Dark : la défaillance d’un maillon stratégique du New Space de défense français



Publié par Adélaïde Motte le 13 Octobre 2025

La start-up Dark, qui ambitionnait d’apporter à la France une capacité d’interception orbitale souveraine, vient de fermer ses portes. Une disparition symptomatique des fragilités de l’écosystème militaro-industriel français, trop lent à transformer ses innovations spatiales en outils opérationnels concrets.



Une ambition technologique au service de la souveraineté spatiale

Fondée en 2021 par Guillaume Orvain et Clyde Laheyne, tous deux issus de MBDA, Dark voulait révolutionner la défense spatiale française. Sa mission : assurer la protection des satellites et des infrastructures critiques contre les débris, les collisions et les menaces intentionnelles. Son concept d’Interceptor, un véhicule orbital compact capable d’intercepter ou de repousser des objets hostiles, devait constituer la première réponse française à la militarisation croissante de l’espace.
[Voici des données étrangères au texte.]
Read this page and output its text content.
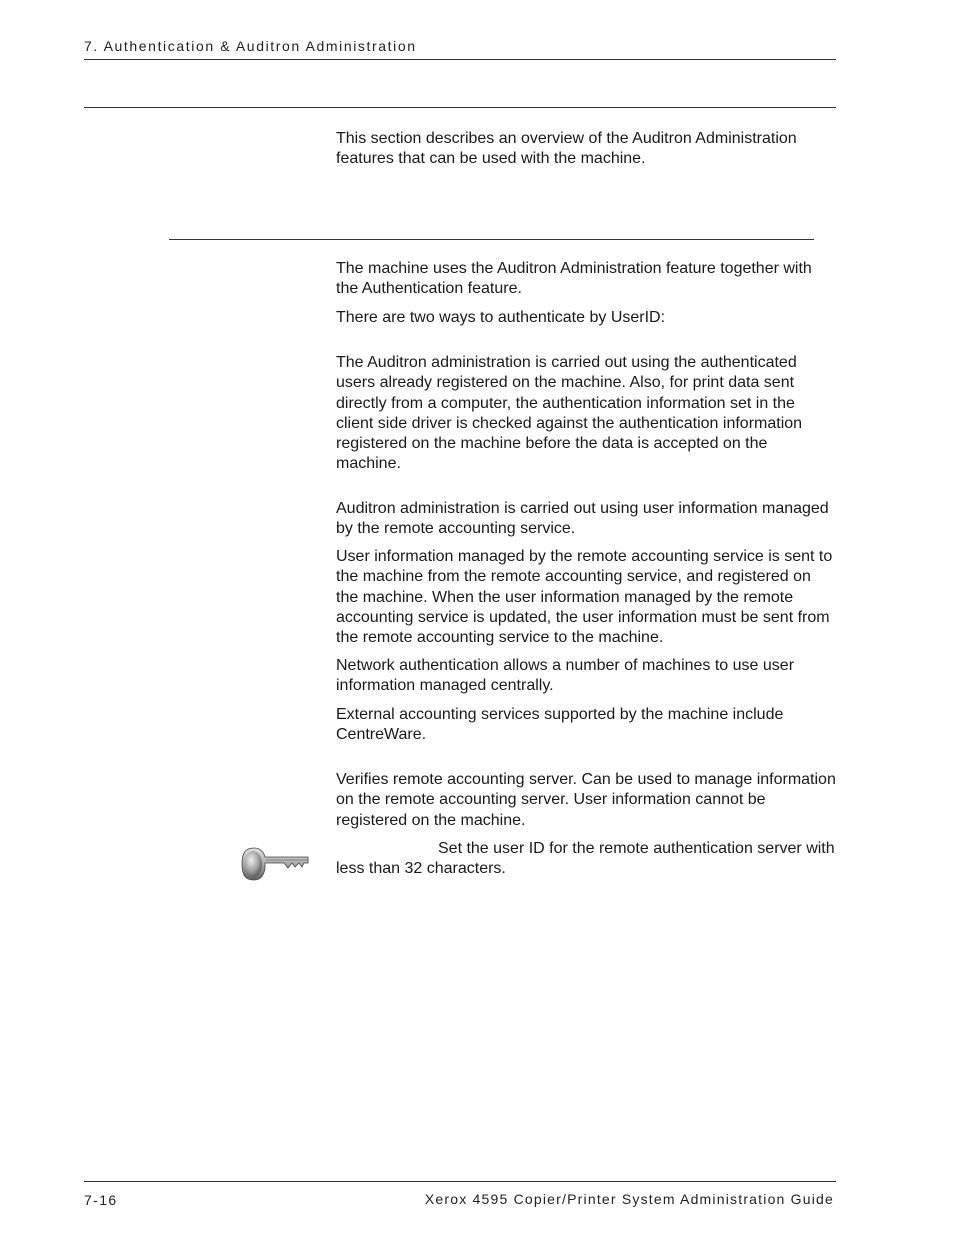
7. Authentication & Auditron Administration

This section describes an overview of the Auditron Administration features that can be used with the machine.

The machine uses the Auditron Administration feature together with the Authentication feature.

There are two ways to authenticate by UserID:

The Auditron administration is carried out using the authenticated users already registered on the machine. Also, for print data sent directly from a computer, the authentication information set in the client side driver is checked against the authentication information registered on the machine before the data is accepted on the machine.

Auditron administration is carried out using user information managed by the remote accounting service.

User information managed by the remote accounting service is sent to the machine from the remote accounting service, and registered on the machine. When the user information managed by the remote accounting service is updated, the user information must be sent from the remote accounting service to the machine.

Network authentication allows a number of machines to use user information managed centrally.

External accounting services supported by the machine include CentreWare.

Verifies remote accounting server. Can be used to manage information on the remote accounting server. User information cannot be registered on the machine.

Set the user ID for the remote authentication server with less than 32 characters.

7-16	Xerox 4595 Copier/Printer System Administration Guide
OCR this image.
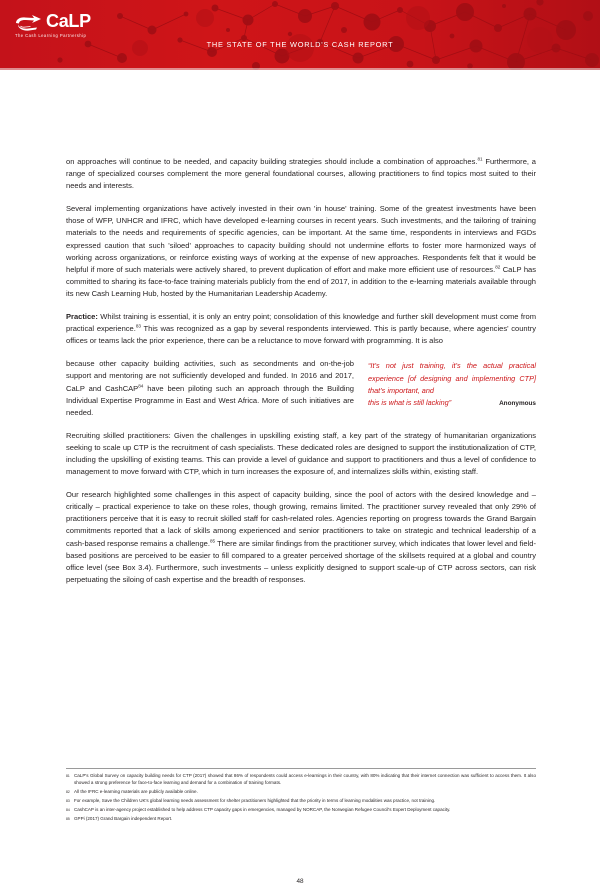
CaLP
The Cash Learning Partnership
THE STATE OF THE WORLD'S CASH REPORT

on approaches will continue to be needed, and capacity building strategies should include a combination of approaches.$^{81}$ Furthermore, a range of specialized courses complement the more general foundational courses, allowing practitioners to find topics most suited to their needs and interests.

Several implementing organizations have actively invested in their own 'in house' training. Some of the greatest investments have been those of WFP, UNHCR and IFRC, which have developed e-learning courses in recent years. Such investments, and the tailoring of training materials to the needs and requirements of specific agencies, can be important. At the same time, respondents in interviews and FGDs expressed caution that such 'siloed' approaches to capacity building should not undermine efforts to foster more harmonized ways of working across organizations, or reinforce existing ways of working at the expense of new approaches. Respondents felt that it would be helpful if more of such materials were actively shared, to prevent duplication of effort and make more efficient use of resources.$^{82}$ CaLP has committed to sharing its face-to-face training materials publicly from the end of 2017, in addition to the e-learning materials available through its new Cash Learning Hub, hosted by the Humanitarian Leadership Academy.

Practice: Whilst training is essential, it is only an entry point; consolidation of this knowledge and further skill development must come from practical experience.$^{83}$ This was recognized as a gap by several respondents interviewed. This is partly because, where agencies' country offices or teams lack the prior experience, there can be a reluctance to move forward with programming. It is also

“It’s not just training, it’s the actual practical experience [of designing and implementing CTP] that’s important, and
this is what is still lacking”	Anonymous
because other capacity building activities, such as secondments and on-the-job support and mentoring are not sufficiently developed and funded. In 2016 and 2017, CaLP and CashCAP$^{84}$ have been piloting such an approach through the Building Individual Expertise Programme in East and West Africa. More of such initiatives are needed.

Recruiting skilled practitioners: Given the challenges in upskilling existing staff, a key part of the strategy of humanitarian organizations seeking to scale up CTP is the recruitment of cash specialists. These dedicated roles are designed to support the institutionalization of CTP, including the upskilling of existing teams. This can provide a level of guidance and support to practitioners and thus a level of confidence to management to move forward with CTP, which in turn increases the exposure of, and internalizes skills within, existing staff.

Our research highlighted some challenges in this aspect of capacity building, since the pool of actors with the desired knowledge and – critically – practical experience to take on these roles, though growing, remains limited. The practitioner survey revealed that only 29% of practitioners perceive that it is easy to recruit skilled staff for cash-related roles. Agencies reporting on progress towards the Grand Bargain commitments reported that a lack of skills among experienced and senior practitioners to take on strategic and technical leadership of a cash-based response remains a challenge.$^{85}$ There are similar findings from the practitioner survey, which indicates that lower level and field-based positions are perceived to be easier to fill compared to a greater perceived shortage of the skillsets required at a global and country office level (see Box 3.4). Furthermore, such investments – unless explicitly designed to support scale-up of CTP across sectors, can risk perpetuating the siloing of cash expertise and the breadth of responses.

81 CaLP's Global Survey on capacity building needs for CTP (2017) showed that 86% of respondents could access e-learnings in their country, with 80% indicating that their internet connection was sufficient to access them. It also showed a strong preference for face-to-face learning and demand for a combination of training formats.
82 All the IFRC e-learning materials are publicly available online.
83 For example, Save the Children UK's global learning needs assessment for shelter practitioners highlighted that the priority in terms of learning modalities was practice, not training.
84 CashCAP is an inter-agency project established to help address CTP capacity gaps in emergencies, managed by NORCAP, the Norwegian Refugee Council's Expert Deployment capacity.
85 GPPi (2017) Grand Bargain independent Report.
48
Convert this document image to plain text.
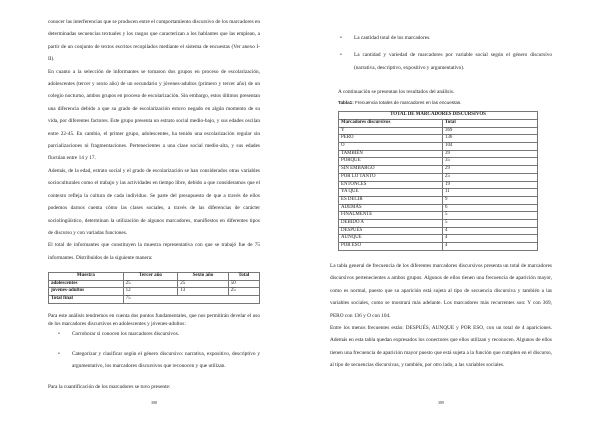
conocer las interferencias que se producen entre el comportamiento discursivo de los marcadores en determinadas secuencias textuales y los rasgos que caracterizan a los hablantes que las emplean, a partir de un conjunto de textos escritos recopilados mediante el sistema de encuestas (Ver anexo I-II).

En cuanto a la selección de informantes se tomaron dos grupos en proceso de escolarización, adolescentes (tercer y sexto año) de un secundario y jóvenes-adultos (primero y tercer año) de un colegio nocturno, ambos grupos en proceso de escolarización. Sin embargo, estos últimos presentan una diferencia debido a que su grado de escolarización estuvo negado en algún momento de su vida, por diferentes factores. Este grupo presenta un estrato social medio-bajo, y sus edades oscilan entre 22-45. En cambio, el primer grupo, adolescentes, ha tenido una escolarización regular sin parcializaciones ni fragmentaciones. Pertenecientes a una clase social medio-alta, y sus edades fluctúan entre 14 y 17.

Además, de la edad, estrato social y el grado de escolarización se han considerados otras variables socioculturales como el trabajo y las actividades en tiempo libre, debido a que consideramos que el contexto refleja la cultura de cada individuo. Se parte del presupuesto de que a través de ellos podemos darnos cuenta cómo las clases sociales, a través de las diferencias de carácter sociolingüístico, determinan la utilización de algunos marcadores, manifiestos en diferentes tipos de discurso y con variadas funciones.

El total de informantes que constituyen la muestra representativa con que se trabajó fue de 75 informantes. Distribuidos de la siguiente manera:

Muestra	Tercer año	Sexto año	Total
adolescentes	25	25	50
jóvenes-adultos	12	13	25
Total final	75		

Para este análisis tendremos en cuenta dos puntos fundamentales, que nos permitirán develar el uso de los marcadores discursivos en adolescentes y jóvenes-adultos:

• Corroborar si conocen los marcadores discursivos.
• Categorizar y clasificar según el género discursivo: narrativa, expositivo, descriptivo y argumentativo, los marcadores discursivos que reconocen y que utilizan.

Para la cuantificación de los marcadores se tuvo presente:

388
• La cantidad total de los marcadores.
• La cantidad y variedad de marcadores por variable social según el género discursivo (narrativa, descriptivo, expositivo y argumentativo).

A continuación se presentan los resultados del análisis.

Tabla1: Frecuencia totales de marcadores en las encuestas.
TOTAL DE MARCADORES DISCURSIVOS	
Marcadores discursivos	Total
Y	369
PERO	136
O	104
TAMBIÉN	39
PORQUE	35
SIN EMBARGO	29
POR LO TANTO	25
ENTONCES	19
YA QUE	11
ES DECIR	9
ADEMÁS	6
FINALMENTE	5
DEBIDO A	5
DESPUÉS	4
AUNQUE	4
POR ESO	4

La tabla general de frecuencia de los diferentes marcadores discursivos presenta un total de marcadores discursivos pertenecientes a ambos grupos. Algunos de ellos tienen una frecuencia de aparición mayor, como es normal, puesto que su aparición está sujeta al tipo de secuencia discursiva y también a las variables sociales, como se mostrará más adelante. Los marcadores más recurrentes son: Y con 369, PERO con 136 y O con 104.

Entre los menos frecuentes están: DESPUÉS, AUNQUE y POR ESO, con un total de 4 apariciones. Además en esta tabla quedan expresados los conectores que ellos utilizan y reconocen. Algunos de ellos tienen una frecuencia de aparición mayor puesto que está sujeta a la función que cumplen en el discurso, al tipo de secuencias discursivas, y también, por otro lado, a las variables sociales.

389
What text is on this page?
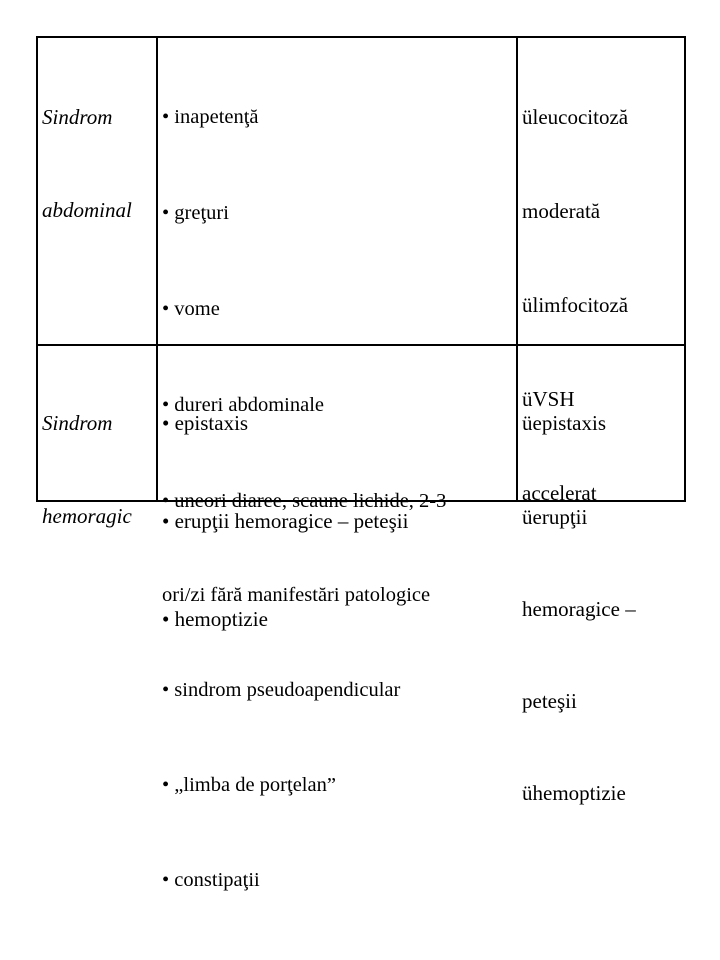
Sindrom

abdominal

• inapetenţă

• greţuri

• vome

• dureri abdominale

• uneori diaree, scaune lichide, 2-3

ori/zi fără manifestări patologice

• sindrom pseudoapendicular

• „limba de porţelan”

• constipaţii

üleucocitoză

moderată

ülimfocitoză

üVSH

accelerat

Sindrom

hemoragic

• epistaxis

• erupţii hemoragice – peteşii

• hemoptizie

üepistaxis

üerupţii

hemoragice –

peteşii

ühemoptizie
Techniquement, Interceptor combinait propulsion hybride, navigation autonome et capteurs multi-spectraux pour opérer des manœuvres fines en orbite basse (LEO). L’appareil devait être déployé depuis un avion porteur, permettant un lancement flexible et rapide, sans dépendre des filières de mise en orbite traditionnelles. Ce modèle inspiré du Responsive Launch américain visait à offrir à la France une capacité de réaction tactique en cas de manœuvre suspecte sur ses satellites.

En 2024, Dark fut sélectionnée par l’Agence de l’innovation de défense (AID) pour le programme Salazar, dédié aux scénarios d’interception orbitale. Parallèlement, la start-up collaborait avec le CNES sur la gestion du trafic spatial et les techniques de “capture douce” d’objets. Forte de 11 millions de dollars levés, dont 6 millions d’euros en extension, elle avait établi un centre d’essais à Bordeaux-Mérignac pour développer ses prototypes. L’entreprise incarnait ainsi la convergence du civil et du militaire, un pilier du futur écosystème spatial de défense.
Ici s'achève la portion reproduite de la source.